Two wild animals that are part of two separate National Geographic-funded research studies in Africa crossed paths last week. Only one walked away.
The deadly meeting went down on the savanna in Gorongosa National Park, Mozambique. The perp: a female lion from the Lua Cheia pride, a group with two adult females and four nine-month-old cubs. The pride is being monitored by Paola Bouley and colleagues as part of Projecto Leões da Gorongosa (the Gorongosa Lion Project, which Bouley cofounded to help lion population recovery and conservation).
The victim: An adult female kudu—one of several species of antelope studied by Princeton’s Rob Pringle, Ryan Long, and colleagues. (They are investigating how the spacing of plant-topped termite mounds—from which antelopes feed—affects the mammals’ movements and numbers. The project is supported by the National Geographic Committee for Research and Expliration.)
The antelope team has put GPS collars on 30 animals so far, just 10 of them kudu, and the lion team is following only 8 collared cats. The odds of a collared lion meeting—and eating—a collared kudu? “Ridiculously low,” Long said.
Long starts his days on the ground in Mozambique going online and checking the latest GPS data from his study animals, to make sure all are still alive. “On the morning of August 7, I was actually blown away to see that I had a kudu collar in mortality mode,” he said. (The collars “know” and report when an animal has been motionless for a certain amount of time.) Kudu are robust and relatively rare in the park. “My first thought was actually that we might have a malfunctioning collar.”
But the collar was working fine, and by the time Long and veterinarian Rui Branco reached the remote site by helicopter, their kudu was just skin and bones.
On the Case
The researchers began trying to piece together what had happened to the victim. There was no evidence that she’d been snared by a poacher, which was good news. But besides the ungulate’s carcass, her collar still fastened around what was left of her neck, the killer hadn’t left much to go on—no claw marks or tooth marks that would unequivocally indicate a lion kill.
“As a result, we actually left the kill site a bit confused about the whole thing,” Long said. “It wasn’t blatantly obvious that she’d been eaten by lions, but there was also no way any other carnivore or scavenger in the park could have consumed her so entirely in so little time.”
Meanwhile, Bouley, director of the lion project, was curious about a cluster of data points from the lions’ GPS collars that suggested the cats preyed on something.

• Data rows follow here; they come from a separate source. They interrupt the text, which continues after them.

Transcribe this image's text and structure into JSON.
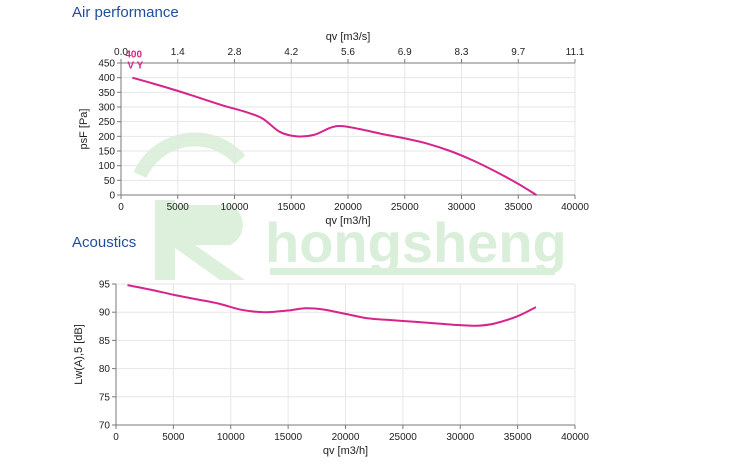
{
  "sections": {
    "air_title": "Air performance",
    "acoustic_title": "Acoustics"
  },
  "watermark": {
    "text": "hongsheng",
    "color": "#d9efd9"
  },
  "curve_color": "#d6248c",
  "chart_data": [
    {
      "type": "line",
      "title": "Air performance",
      "xlabel": "qv [m3/h]",
      "ylabel": "psF [Pa]",
      "top_axis": {
        "label": "qv [m3/s]",
        "ticks": [
          "0.0",
          "1.4",
          "2.8",
          "4.2",
          "5.6",
          "6.9",
          "8.3",
          "9.7",
          "11.1"
        ]
      },
      "xlim": [
        0,
        40000
      ],
      "ylim": [
        0,
        450
      ],
      "xticks": [
        0,
        5000,
        10000,
        15000,
        20000,
        25000,
        30000,
        35000,
        40000
      ],
      "yticks": [
        0,
        50,
        100,
        150,
        200,
        250,
        300,
        350,
        400,
        450
      ],
      "grid": true,
      "markers": [
        {
          "line1": "400",
          "line2": "V Y"
        }
      ],
      "series": [
        {
          "x": [
            1000,
            3000,
            5000,
            7000,
            9000,
            11000,
            12500,
            14000,
            15500,
            17000,
            18500,
            19500,
            21000,
            23000,
            25000,
            27000,
            29000,
            31000,
            33000,
            35000,
            36600
          ],
          "y": [
            400,
            378,
            355,
            330,
            305,
            283,
            260,
            215,
            200,
            205,
            230,
            235,
            225,
            208,
            193,
            175,
            150,
            118,
            80,
            38,
            0
          ]
        }
      ]
    },
    {
      "type": "line",
      "title": "Acoustics",
      "xlabel": "qv [m3/h]",
      "ylabel": "Lw(A),5 [dB]",
      "xlim": [
        0,
        40000
      ],
      "ylim": [
        70,
        95
      ],
      "xticks": [
        0,
        5000,
        10000,
        15000,
        20000,
        25000,
        30000,
        35000,
        40000
      ],
      "yticks": [
        70,
        75,
        80,
        85,
        90,
        95
      ],
      "grid": true,
      "series": [
        {
          "x": [
            1000,
            3000,
            5000,
            7000,
            9000,
            11000,
            13000,
            15000,
            16500,
            18000,
            20000,
            22000,
            24000,
            26000,
            28000,
            30000,
            31500,
            33000,
            35000,
            36600
          ],
          "y": [
            94.8,
            94.0,
            93.1,
            92.3,
            91.5,
            90.4,
            90.0,
            90.3,
            90.7,
            90.5,
            89.7,
            88.9,
            88.6,
            88.3,
            88.0,
            87.7,
            87.6,
            88.0,
            89.3,
            90.9
          ]
        }
      ]
    }
  ]
}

On that day she happened to be out tracking the very predators that Long and Rui would soon finger for killing their animal. In fact, the two men were by then heading toward the same coordinates Bouley was stalking. (Read about National Geographic’s Big Cats Initiative.)

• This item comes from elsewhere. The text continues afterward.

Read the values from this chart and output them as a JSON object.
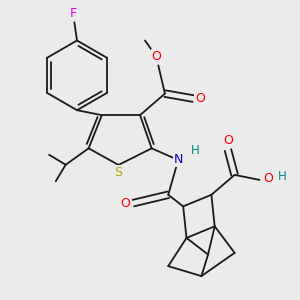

Though the teams didn’t meet on the ground, it wasn’t long before the kudu researchers thought to look at Bouley’s GPS data from the Lua Cheia pride. And there, in dots on a map, was the evidence they needed to solve the mystery. The coincidence was bizarre, but the animals had clearly met face to face, and one or both of the adult lions had then done what hungry lions do best. (Bouley can’t say which lion made the first strike, “but they likely all participated in the takedown.” That would include a cat who previously lost a paw in a poacher’s trap.)
Of 40 documented kills by this pride of lions, this was the first kudu to fall. The incident happened near a large watering hole, the researchers say, which could be why the animals were at that spot at the same time (though no one knows for sure).

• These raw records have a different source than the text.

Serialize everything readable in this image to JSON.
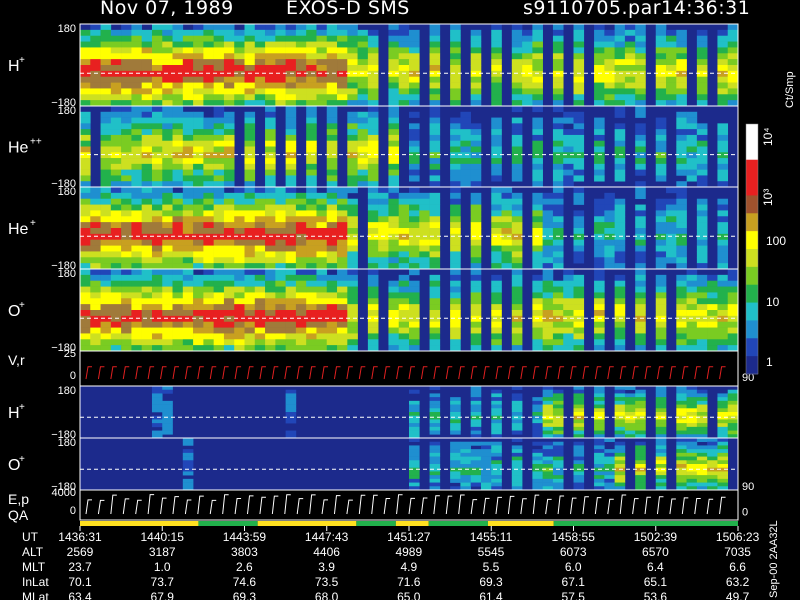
{
  "header": {
    "date": "Nov 07, 1989",
    "instrument": "EXOS-D SMS",
    "file": "s9110705.par",
    "time": "14:36:31"
  },
  "colorbar": {
    "unit_label": "Ct/Smp",
    "ticks": [
      "10⁴",
      "10³",
      "100",
      "10",
      "1"
    ],
    "tick_values": [
      10000,
      1000,
      100,
      10,
      1
    ]
  },
  "stamp": "Sep-00 2AA32L",
  "colors": {
    "background": "#000000",
    "low": "#1c2a8c",
    "mid": "#22b14c",
    "high": "#ffff00",
    "max": "#e82020",
    "white_tick": "#ffffff"
  },
  "chart_data": [
    {
      "type": "heatmap",
      "panel": "H+",
      "label": "H",
      "sup": "+",
      "ylim": [
        -180,
        180
      ],
      "ticks": [
        "180",
        "−180"
      ],
      "activity": [
        3,
        3,
        3,
        3,
        2,
        2,
        2,
        2,
        2,
        2
      ]
    },
    {
      "type": "heatmap",
      "panel": "He++",
      "label": "He",
      "sup": "++",
      "ylim": [
        -180,
        180
      ],
      "ticks": [
        "180",
        "−180"
      ],
      "activity": [
        2,
        2,
        2,
        2,
        2,
        1,
        1,
        1,
        1,
        1
      ]
    },
    {
      "type": "heatmap",
      "panel": "He+",
      "label": "He",
      "sup": "+",
      "ylim": [
        -180,
        180
      ],
      "ticks": [
        "180",
        "−180"
      ],
      "activity": [
        3,
        3,
        3,
        3,
        2,
        2,
        2,
        1,
        1,
        1
      ]
    },
    {
      "type": "heatmap",
      "panel": "O+",
      "label": "O",
      "sup": "+",
      "ylim": [
        -180,
        180
      ],
      "ticks": [
        "180",
        "−180"
      ],
      "activity": [
        3,
        3,
        3,
        3,
        2,
        2,
        2,
        2,
        2,
        2
      ]
    },
    {
      "type": "line",
      "panel": "V,r",
      "label": "V,r",
      "ticks_left": [
        "25",
        "0"
      ],
      "right_tick": "90"
    },
    {
      "type": "heatmap",
      "panel": "H+ (2)",
      "label": "H",
      "sup": "+",
      "ylim": [
        -180,
        180
      ],
      "ticks": [
        "180",
        "−180"
      ],
      "activity": [
        0,
        0,
        0,
        0,
        0,
        1,
        1,
        2,
        2,
        2
      ]
    },
    {
      "type": "heatmap",
      "panel": "O+ (2)",
      "label": "O",
      "sup": "+",
      "ylim": [
        -180,
        180
      ],
      "ticks": [
        "180",
        "−180"
      ],
      "right_tick": "90",
      "activity": [
        0,
        0,
        0,
        0,
        0,
        1,
        1,
        1,
        2,
        2
      ]
    },
    {
      "type": "line",
      "panel": "E,p QA",
      "label": "E,p",
      "label2": "QA",
      "ticks_left": [
        "4000",
        "0"
      ],
      "right_tick": "0"
    },
    {
      "type": "table",
      "row_labels": [
        "UT",
        "ALT",
        "MLT",
        "InLat",
        "MLat"
      ],
      "columns": [
        [
          "1436:31",
          "2569",
          "23.7",
          "70.1",
          "63.4"
        ],
        [
          "1440:15",
          "3187",
          "1.0",
          "73.7",
          "67.9"
        ],
        [
          "1443:59",
          "3803",
          "2.6",
          "74.6",
          "69.3"
        ],
        [
          "1447:43",
          "4406",
          "3.9",
          "73.5",
          "68.0"
        ],
        [
          "1451:27",
          "4989",
          "4.9",
          "71.6",
          "65.0"
        ],
        [
          "1455:11",
          "5545",
          "5.5",
          "69.3",
          "61.4"
        ],
        [
          "1458:55",
          "6073",
          "6.0",
          "67.1",
          "57.5"
        ],
        [
          "1502:39",
          "6570",
          "6.4",
          "65.1",
          "53.6"
        ],
        [
          "1506:23",
          "7035",
          "6.6",
          "63.2",
          "49.7"
        ]
      ]
    }
  ]
}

Especially for projects with such small sample sizes, losing even one animal is a big deal. Pringle explained that the researchers had been laying the groundwork for the antelope project for more than a year, and had only just this summer gotten collars onto ten female kudu (plus ten bushbucks and ten nyalas). This involves darting them from a helicopter (in the case of kudu), or from a car for the smaller species. “While they are anesthetized after being darted, we collect various information on their size, body condition, reproductive status, etc. Then the collar goes on, and the animals wake up and wander off with their new jewelry.” (It’s the same labor-intensive process to collar lions.)
“Our two projects have been very much aware of each other and collaborative throughout,” Pringle said. “There aren’t a lot of scientists working in Gorongosa, so we’re all good friends and try to help each other where we can.”
But no collaborative spirit could have helped in this case. Wild animals do what they do regardless of protocols, and the researchers know that losses can come at any time.
Of course, there are no hard feelings between the teams.
“Lions gotta eat,” Long said, “and I’d rather lose a kudu to a lion than to a poacher!”